RChain also invited a venture capital fund called Pithia on board to supposedly aid in RChain ecosystem construction. "Pithia was loaned 105 million RHOC tokens in 2017 to 'find and fund' 12 start-ups, in exchange for keeping 20% of any profits they returned," The Block explained.

Although if RChain did not launch its mainnet by the end of March 2019, Pithia apparently had the right to end the agreement and keep any leftover RHOC tokens, according to contract revisions from August 2018.

After the August contract revisions, RChain had to move its mainnet start to April 1st, missing the deadline by one day. Pithia then proceeded to end the agreement with RChain.

Mismanaged


The Block additionally reported on RChain CEO Greg Meredith's poor management of the project. The whole project was said to be vastly centralized. Meredith conducted business in a tyrannical fashion and rejected comments from investors. He even bought "a $1.5 million house in Seattle for cooperative members to stay in," which was a questionable business decision.

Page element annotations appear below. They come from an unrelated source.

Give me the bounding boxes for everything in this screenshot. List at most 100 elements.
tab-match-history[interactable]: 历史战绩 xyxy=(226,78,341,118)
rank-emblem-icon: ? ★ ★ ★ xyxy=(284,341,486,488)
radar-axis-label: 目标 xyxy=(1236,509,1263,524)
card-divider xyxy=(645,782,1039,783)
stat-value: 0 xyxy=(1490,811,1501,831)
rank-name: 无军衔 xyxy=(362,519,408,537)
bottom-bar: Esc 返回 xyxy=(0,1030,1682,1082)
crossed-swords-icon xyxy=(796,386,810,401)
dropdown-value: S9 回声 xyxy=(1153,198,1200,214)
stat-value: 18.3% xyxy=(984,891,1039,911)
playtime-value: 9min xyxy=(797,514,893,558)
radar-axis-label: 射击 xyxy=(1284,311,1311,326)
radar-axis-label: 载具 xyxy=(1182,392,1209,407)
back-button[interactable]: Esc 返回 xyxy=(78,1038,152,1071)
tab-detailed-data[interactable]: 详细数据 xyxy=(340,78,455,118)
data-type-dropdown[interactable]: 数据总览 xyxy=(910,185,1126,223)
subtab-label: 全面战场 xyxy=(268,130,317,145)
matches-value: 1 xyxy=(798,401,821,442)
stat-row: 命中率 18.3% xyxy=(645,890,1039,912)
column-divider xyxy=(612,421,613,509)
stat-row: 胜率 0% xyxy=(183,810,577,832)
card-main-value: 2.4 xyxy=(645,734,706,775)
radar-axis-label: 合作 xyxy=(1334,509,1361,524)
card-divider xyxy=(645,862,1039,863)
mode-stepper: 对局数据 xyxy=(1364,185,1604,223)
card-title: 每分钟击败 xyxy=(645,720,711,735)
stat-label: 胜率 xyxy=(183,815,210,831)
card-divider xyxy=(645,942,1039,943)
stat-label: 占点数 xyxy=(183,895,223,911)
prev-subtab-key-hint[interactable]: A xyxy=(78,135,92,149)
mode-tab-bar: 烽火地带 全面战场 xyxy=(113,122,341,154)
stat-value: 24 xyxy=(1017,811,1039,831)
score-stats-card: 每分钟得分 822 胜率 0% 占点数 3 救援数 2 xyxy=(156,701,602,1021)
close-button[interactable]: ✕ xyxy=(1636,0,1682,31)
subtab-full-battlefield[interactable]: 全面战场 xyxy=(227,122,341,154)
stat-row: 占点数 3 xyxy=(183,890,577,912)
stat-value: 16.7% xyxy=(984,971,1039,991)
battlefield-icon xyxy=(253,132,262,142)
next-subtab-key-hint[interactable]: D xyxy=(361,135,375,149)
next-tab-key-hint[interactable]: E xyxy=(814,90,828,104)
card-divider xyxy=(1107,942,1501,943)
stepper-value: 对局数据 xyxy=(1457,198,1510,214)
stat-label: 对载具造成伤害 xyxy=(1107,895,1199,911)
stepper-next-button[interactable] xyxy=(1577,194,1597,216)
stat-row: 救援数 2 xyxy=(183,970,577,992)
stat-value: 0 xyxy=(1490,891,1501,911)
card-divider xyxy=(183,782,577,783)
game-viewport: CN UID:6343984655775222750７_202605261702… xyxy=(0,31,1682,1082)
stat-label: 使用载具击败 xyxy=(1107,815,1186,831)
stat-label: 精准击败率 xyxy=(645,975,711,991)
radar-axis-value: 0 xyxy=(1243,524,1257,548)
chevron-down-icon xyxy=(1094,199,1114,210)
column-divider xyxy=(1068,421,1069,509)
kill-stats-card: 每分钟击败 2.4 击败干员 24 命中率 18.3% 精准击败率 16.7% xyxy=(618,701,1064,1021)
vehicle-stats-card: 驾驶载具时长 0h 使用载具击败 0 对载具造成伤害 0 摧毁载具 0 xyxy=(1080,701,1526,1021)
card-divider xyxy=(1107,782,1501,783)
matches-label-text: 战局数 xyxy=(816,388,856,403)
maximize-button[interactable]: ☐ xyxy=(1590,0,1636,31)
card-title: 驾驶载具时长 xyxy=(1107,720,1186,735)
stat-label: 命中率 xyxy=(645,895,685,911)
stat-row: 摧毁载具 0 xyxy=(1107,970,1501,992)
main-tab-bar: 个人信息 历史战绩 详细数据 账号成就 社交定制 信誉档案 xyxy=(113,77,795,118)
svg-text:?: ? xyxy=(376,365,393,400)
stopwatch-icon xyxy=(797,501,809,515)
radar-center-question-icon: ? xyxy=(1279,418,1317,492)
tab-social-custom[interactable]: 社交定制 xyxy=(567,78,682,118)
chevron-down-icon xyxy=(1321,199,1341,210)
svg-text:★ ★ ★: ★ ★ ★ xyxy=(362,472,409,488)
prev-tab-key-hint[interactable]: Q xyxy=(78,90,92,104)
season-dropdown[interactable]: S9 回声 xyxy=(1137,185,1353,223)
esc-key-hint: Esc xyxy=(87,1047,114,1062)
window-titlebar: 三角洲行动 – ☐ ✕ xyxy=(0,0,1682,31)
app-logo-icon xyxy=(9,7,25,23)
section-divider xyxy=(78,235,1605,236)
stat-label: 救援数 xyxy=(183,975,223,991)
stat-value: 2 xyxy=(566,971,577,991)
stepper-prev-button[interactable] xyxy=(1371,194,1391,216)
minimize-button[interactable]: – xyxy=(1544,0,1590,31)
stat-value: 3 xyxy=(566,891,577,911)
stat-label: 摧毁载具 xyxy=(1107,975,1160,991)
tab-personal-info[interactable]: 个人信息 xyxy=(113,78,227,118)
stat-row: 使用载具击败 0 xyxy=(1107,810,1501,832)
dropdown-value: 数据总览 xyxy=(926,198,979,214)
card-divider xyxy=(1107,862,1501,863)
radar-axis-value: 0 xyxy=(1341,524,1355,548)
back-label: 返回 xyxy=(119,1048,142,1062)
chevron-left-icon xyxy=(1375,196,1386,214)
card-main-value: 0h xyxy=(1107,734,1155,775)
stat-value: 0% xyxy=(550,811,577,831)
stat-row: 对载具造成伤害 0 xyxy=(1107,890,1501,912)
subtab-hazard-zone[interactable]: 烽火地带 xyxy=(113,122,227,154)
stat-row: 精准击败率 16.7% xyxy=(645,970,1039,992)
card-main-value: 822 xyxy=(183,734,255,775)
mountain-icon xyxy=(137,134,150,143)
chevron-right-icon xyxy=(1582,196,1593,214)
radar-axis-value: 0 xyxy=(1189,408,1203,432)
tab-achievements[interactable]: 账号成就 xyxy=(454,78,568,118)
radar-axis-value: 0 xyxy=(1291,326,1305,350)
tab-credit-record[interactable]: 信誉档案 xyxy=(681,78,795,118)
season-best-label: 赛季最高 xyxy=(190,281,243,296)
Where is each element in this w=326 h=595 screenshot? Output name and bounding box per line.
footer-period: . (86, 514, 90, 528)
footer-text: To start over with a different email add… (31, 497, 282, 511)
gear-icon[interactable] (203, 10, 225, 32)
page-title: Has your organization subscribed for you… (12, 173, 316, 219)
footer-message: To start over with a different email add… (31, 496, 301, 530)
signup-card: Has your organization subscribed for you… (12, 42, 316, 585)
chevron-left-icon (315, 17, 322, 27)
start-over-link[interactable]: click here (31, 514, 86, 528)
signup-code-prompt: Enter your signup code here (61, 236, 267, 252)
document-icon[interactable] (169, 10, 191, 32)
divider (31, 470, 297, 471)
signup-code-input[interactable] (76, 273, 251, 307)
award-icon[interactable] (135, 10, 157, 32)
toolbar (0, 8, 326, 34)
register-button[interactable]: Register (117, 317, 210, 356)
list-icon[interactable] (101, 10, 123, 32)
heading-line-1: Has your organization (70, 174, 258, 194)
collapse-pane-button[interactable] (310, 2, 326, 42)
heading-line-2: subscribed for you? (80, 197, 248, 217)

One of RChain's investor's stated Meredith as intelligent, but that he lacked business ability. Meredith has allegedly not given up on the project yet.

RChain's response


In a blog post last week, RChain published an article in response to The Block's article.

RChain Cooperative is not bankrupt nor even close to bankruptcy [...] We have restructured our deployment of capital assets to focus almost entirely on development [and] [t]he characterization of both our liabilities and tax estimation is incorrect and grossly overstated.
The blog post mentioned RChain did not have investors, but only "members", according to their co-op model, and that RChain never actually had an initial coin offering (ICO).

RChain also went on to describe confusion regarding Immersion technology and the music app RSong (associated with the $23.5 million investment mentioned).

RSong does not “rent songs,” nor is the Immersion technology 'helping build' the DApp. We feel that Immersion’s technology offers an important component to RSong that subsequently brings great value to what we are creating throughout our ecosystem, yet the coding behind RSong stands on its own. (See here and here.)
RChain mentioned several other rebuttals to The Block's article, ending their post with a positive note.
This is not to say that the road hasn’t been rocky as we have worked hard to build a new decentralized world compute platform from the ground up. Thanks to the robust community we have made great strides in 2018 and will continue to be the in the forefront of technical innovations in this new blockchain industry.